Le Globe and Mail estime lui aussi qu’il y a du bon et du moins intéressant dans les propositions de Justin Trudeau. En éditorial, le quotidien relève qu’un plan qui dit proposer un « vrai changement » ne devrait pas compter de mesures comme celle promettant le maintien de la livraison du courrier à domicile : quel rapport avec la bonne gouvernance, demande le Globe ? Ce genre de promesses purement électorales tient plutôt d’une très vieille manière de faire de la politique, dit-on.

Mais si — ne serait-ce que certaines — des idées du document libéral étaient adoptées, la gouvernance du Canada s’en trouverait améliorée, estime le Globe. Il salue plusieurs propositions : accorder plus d’indépendance aux chiens de garde comme le directeur parlementaire du budget ; rendre la période de questions plus utile ; permettre plus de votes libres ; renforcer les comités parlementaires ; réviser la Loi électorale ; adopter une loi pour limiter l’utilisation des fonds publics pour des publicités partisanes ; réviser la Loi sur l’accès à l’information, etc.

Toutefois, plusieurs idées sont incomplètes, ajoute le Globe. Elles tiennent davantage du slogan marketing que de propositions pour gouverner le pays. La parité hommes-femmes au Conseil des ministres entre dans cette catégorie, dit-on. Aussi : comment concilier l’idée de faire des nominations basées sur le mérite, tout en soutenant qu’il faudra réserver plus de postes à des groupes précis ?

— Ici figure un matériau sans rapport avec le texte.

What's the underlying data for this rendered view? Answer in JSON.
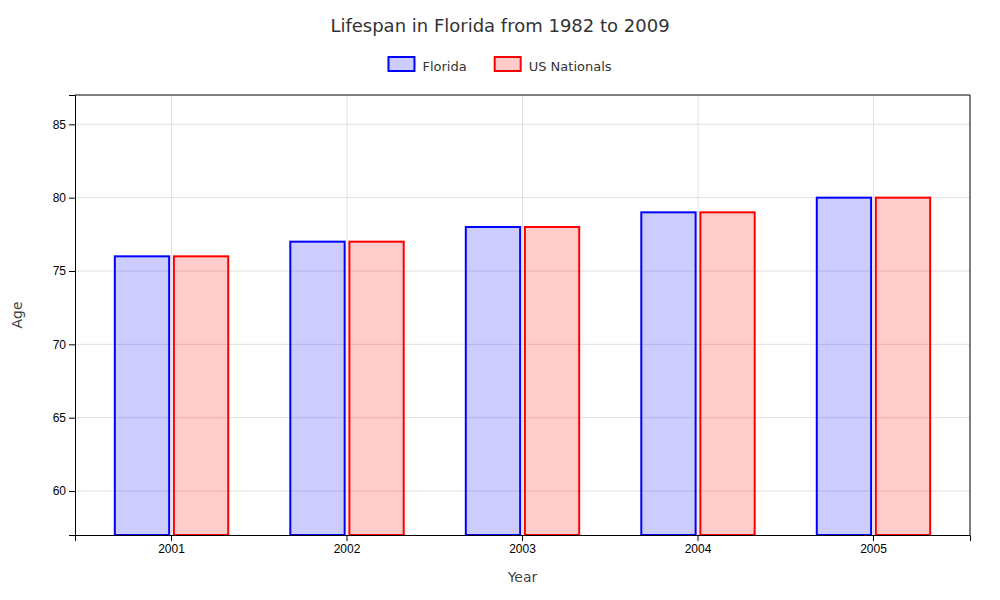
{
  "chart_data": {
    "type": "bar",
    "title": "Lifespan in Florida from 1982 to 2009",
    "xlabel": "Year",
    "ylabel": "Age",
    "categories": [
      "2001",
      "2002",
      "2003",
      "2004",
      "2005"
    ],
    "series": [
      {
        "name": "Florida",
        "color": "#0000ff",
        "values": [
          76,
          77,
          78,
          79,
          80
        ]
      },
      {
        "name": "US Nationals",
        "color": "#ff0000",
        "values": [
          76,
          77,
          78,
          79,
          80
        ]
      }
    ],
    "ylim": [
      57,
      87
    ],
    "yticks": [
      60,
      65,
      70,
      75,
      80,
      85
    ],
    "grid": true,
    "legend": "top"
  }
}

La promesse de changer le mode de scrutin n’impressionne pas le Globe, qui trouve qu’elle manque de détails. Un changement aussi important nécessite une approche prudente, pense le quotidien.

Dans le Toronto Star, Bob Hepburn écrivait avant même le dévoilement des propositions de Trudeau que ce dernier était en train de remonter la pente après quelques mois difficiles — les mauvais sondages, l’appui au projet de loi C-51, l’élection du NPD en Alberta…

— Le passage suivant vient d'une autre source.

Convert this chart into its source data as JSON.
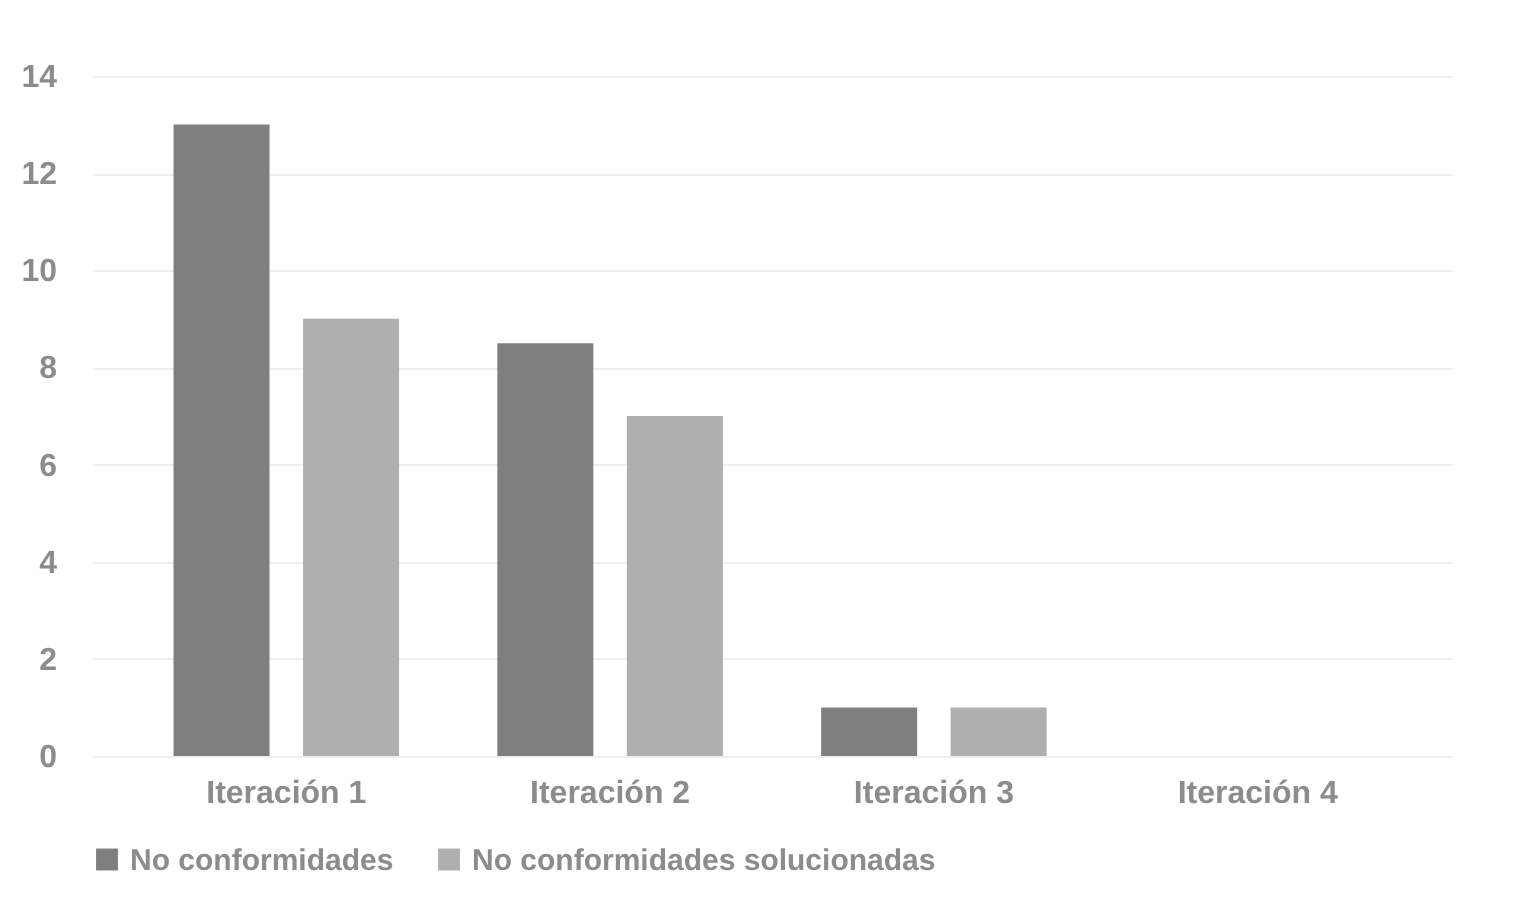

Hepburn remarque qu’après avoir été dépeint comme un poids léger en matière de contenu, Justin Trudeau a récemment mis sur la table plusieurs éléments importants, dont un plan économique détaillé et un programme d’infrastructures national. Il parvient à attirer des candidats intéressants, il se montre plus combatif pour répliquer aux conservateurs, il fascine toujours les foules : la pente à remonter demeure importante, mais Trudeau fait des pas dans la bonne direction, écrit le chroniqueur.

Toxique

Vétéran de la politique fédérale, Don Martin écrivait jeudi sur le site de CTV que ce 41e Parlement aura été celui de la fin du décorum et de la diplomatie. Les Communes ont besoin d’un sacré ménage, selon lui.

Martin dresse une longue liste de ce qui ne fonctionne pas à Ottawa : projets de loi adoptés sans amendements et sous bâillon ; relations « toxiques » entre les élus ; dédain évident de Stephen Harper envers Justin Trudeau ; des ministres faibles et dociles dans des postes importants, alors que les têtes indépendantes sont gardées loin des gros ministères ; une période de questions vidée de son sens ; des déclarations hyperpartisanes à la Chambre des communes ; les problèmes du Sénat…

Il faudra que cela s’améliore, dit Martin. Faute de quoi certains vont finir par croire que les députés sont « biologiquement programmés » pour mal agir, exprime le chroniqueur en reprenant la formule malheureuse du chef d’état-major, Tom Lawson.